Brain shift was predominant in posterior, inferior, and medial directions, with greater magnitude in the GPi than in the STN. After the first DBS procedure (ⅰ), clinically relevant brain shift (displacement >3 mm) was observed in 6.8% of the GPi, while none was noted in the STN. After the second DBS procedure (ⅱ), brain shift was observed in up to 20.3% of the GPi and 4.1% of the STN on the second targeted side. However, when evaluated relative to the rescanned MRI (ⅲ), brain shifts within the second DBS procedure were reduced to 4.1% for the GPi and none for the STN, supporting the importance of precise target adjustment via a staged bilateral strategy. The extent of pneumocephalus showed the strongest correlation with the posterior displacement of the GPi, and low intraoperative mean arterial pressure appeared to be significantly associated with an increased risk of brain shift in this cohort.
These findings suggest that brain shift should be an important consideration in bilateral DBS surgery, and staged operations may provide particular advantages when targeting the GPi.
脑移位是立体定向手术中导致靶点误差的主要因素。本研究调查了深部脑刺激(DBS)手术过程中的连续脑移位模式,并讨论了在帕金森病中采用分期双侧靶点策略的临床意义。

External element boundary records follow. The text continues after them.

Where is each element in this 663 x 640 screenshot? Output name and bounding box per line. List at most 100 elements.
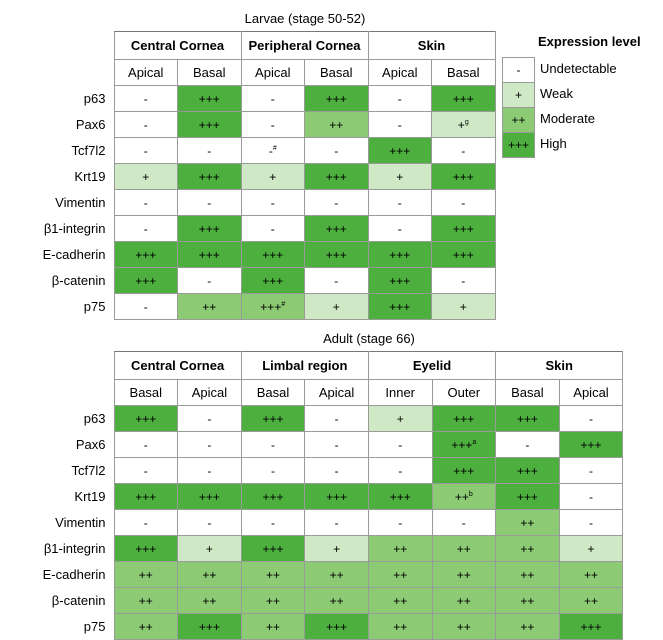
table-row: Pax6- - - - - +++a - +++ — [30, 431, 624, 458]
expression-cell: + — [558, 535, 624, 562]
expression-cell: +++ — [113, 241, 178, 268]
expression-value: - — [143, 91, 148, 106]
expression-value: ++ — [456, 541, 471, 556]
group-header: Central Cornea — [113, 351, 242, 380]
expression-value: ++ — [138, 567, 153, 582]
expression-cell: - — [177, 267, 242, 294]
expression-value: +++ — [262, 541, 284, 556]
expression-cell: - — [304, 509, 369, 536]
expression-cell: +++# — [240, 293, 306, 320]
expression-cell: +++ — [304, 85, 369, 112]
expression-value: +++ — [135, 411, 157, 426]
expression-value: ++ — [202, 567, 217, 582]
expression-cell: +++ — [113, 405, 179, 432]
sub-header: Apical — [304, 379, 369, 406]
expression-value: ++ — [265, 593, 280, 608]
sub-header: Basal — [495, 379, 560, 406]
expression-value: - — [334, 437, 339, 452]
expression-cell: +++ — [431, 457, 497, 484]
marker-label: Tcf7l2 — [71, 463, 106, 478]
expression-value: - — [143, 463, 148, 478]
table-row: Krt19 + +++ + +++ + +++ — [30, 163, 496, 190]
expression-cell: - — [240, 215, 306, 242]
expression-value: ++ — [393, 593, 408, 608]
expression-cell: +++ — [495, 405, 560, 432]
expression-value: - — [143, 195, 148, 210]
marker-label: E-cadherin — [42, 567, 106, 582]
expression-value: +++ — [262, 411, 284, 426]
expression-value: ++ — [329, 593, 344, 608]
footnote-marker: a — [472, 438, 477, 446]
expression-cell: +++ — [558, 431, 624, 458]
expression-value: +++ — [389, 247, 411, 262]
expression-cell: - — [113, 293, 178, 320]
expression-cell: - — [431, 267, 496, 294]
expression-cell: + — [113, 163, 178, 190]
expression-value: - — [143, 221, 148, 236]
expression-cell: - — [304, 267, 369, 294]
expression-value: + — [396, 411, 404, 426]
expression-value: - — [398, 437, 403, 452]
expression-value: - — [270, 117, 275, 132]
expression-value: +++ — [325, 169, 347, 184]
expression-value: + — [396, 169, 404, 184]
expression-cell: +++ — [431, 241, 496, 268]
sub-header: Basal — [177, 59, 242, 86]
sub-header: Apical — [367, 59, 433, 86]
expression-cell: ++ — [304, 561, 369, 588]
expression-cell: - — [304, 189, 369, 216]
expression-value: - — [397, 91, 402, 106]
expression-cell: +++ — [304, 241, 369, 268]
legend-swatch-moderate: ++ — [502, 107, 535, 133]
expression-cell: ++ — [431, 535, 497, 562]
expression-value: - — [397, 117, 402, 132]
expression-cell: ++ — [431, 613, 497, 640]
expression-value: - — [334, 411, 339, 426]
expression-value: +++ — [198, 489, 220, 504]
table-row: E-cadherin +++ +++ +++ +++ +++ +++ — [30, 241, 496, 268]
expression-cell: - — [367, 85, 433, 112]
table-row: p75 ++ +++ ++ +++ ++ ++ ++ +++ — [30, 613, 624, 640]
expression-value: +++ — [451, 437, 473, 452]
expression-cell: ++ — [177, 561, 242, 588]
expression-value: +++ — [198, 117, 220, 132]
expression-value: - — [334, 463, 339, 478]
expression-value: +++ — [198, 91, 220, 106]
expression-cell: +++ — [177, 163, 242, 190]
marker-label: p63 — [83, 91, 106, 106]
expression-cell: +++ — [431, 85, 496, 112]
expression-value: +++ — [198, 169, 220, 184]
expression-value: ++ — [138, 619, 153, 634]
expression-cell: - — [558, 405, 624, 432]
expression-value: - — [398, 515, 403, 530]
expression-value: ++ — [520, 541, 535, 556]
expression-cell: ++ — [113, 613, 179, 640]
expression-cell: ++ — [495, 561, 560, 588]
expression-cell: +++ — [240, 241, 306, 268]
sub-header: Outer — [431, 379, 497, 406]
expression-cell: - — [240, 85, 306, 112]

对105例接受分期双侧手术的帕金森病患者的210次DBS手术进行了定量图像分析。通过在2期DBS手术的4次MRI检查中,包括内侧苍白球(GPi)和丘脑底核(STN)在内的皮质下结构的坐标位移来量化脑移位。在3种情况下评估脑移位:第一次DBS MRI检查前与第一次DBS MRI检查后(ⅰ)、第一次DBS MRI检查前与第二次DBS MRI检查后(ⅱ)以及第二次DBS MRI检查前与第二次DBS MRI检查后(ⅲ)。
脑移位主要发生在后方、下方和内侧方向,GPi的移位幅度大于STN。在第一次DBS手术后(ⅰ),6.8%的GPi观察到具有临床意义的脑移位(位移>3 mm),而STN未观察到。在第二次DBS手术后(ⅱ),在第二次靶向侧,高达20.3%的GPi和4.1%的STN观察到脑移位。然而,当相对于重新扫描的MRI进行评估时(ⅲ),第二次DBS手术中的脑移位在GPi中降至4.1%,在STN中未观察到,这支持了通过分期双侧策略进行精确靶点调整的重要性。气颅程度与GPi的后向位移相关性最强,术中平均动脉压低似乎与该队列中脑移位风险增加显著相关。
这些发现表明,脑移位应是双侧DBS手术中的一个重要考虑因素,分期手术在靶向GPi时可能具有特殊优势。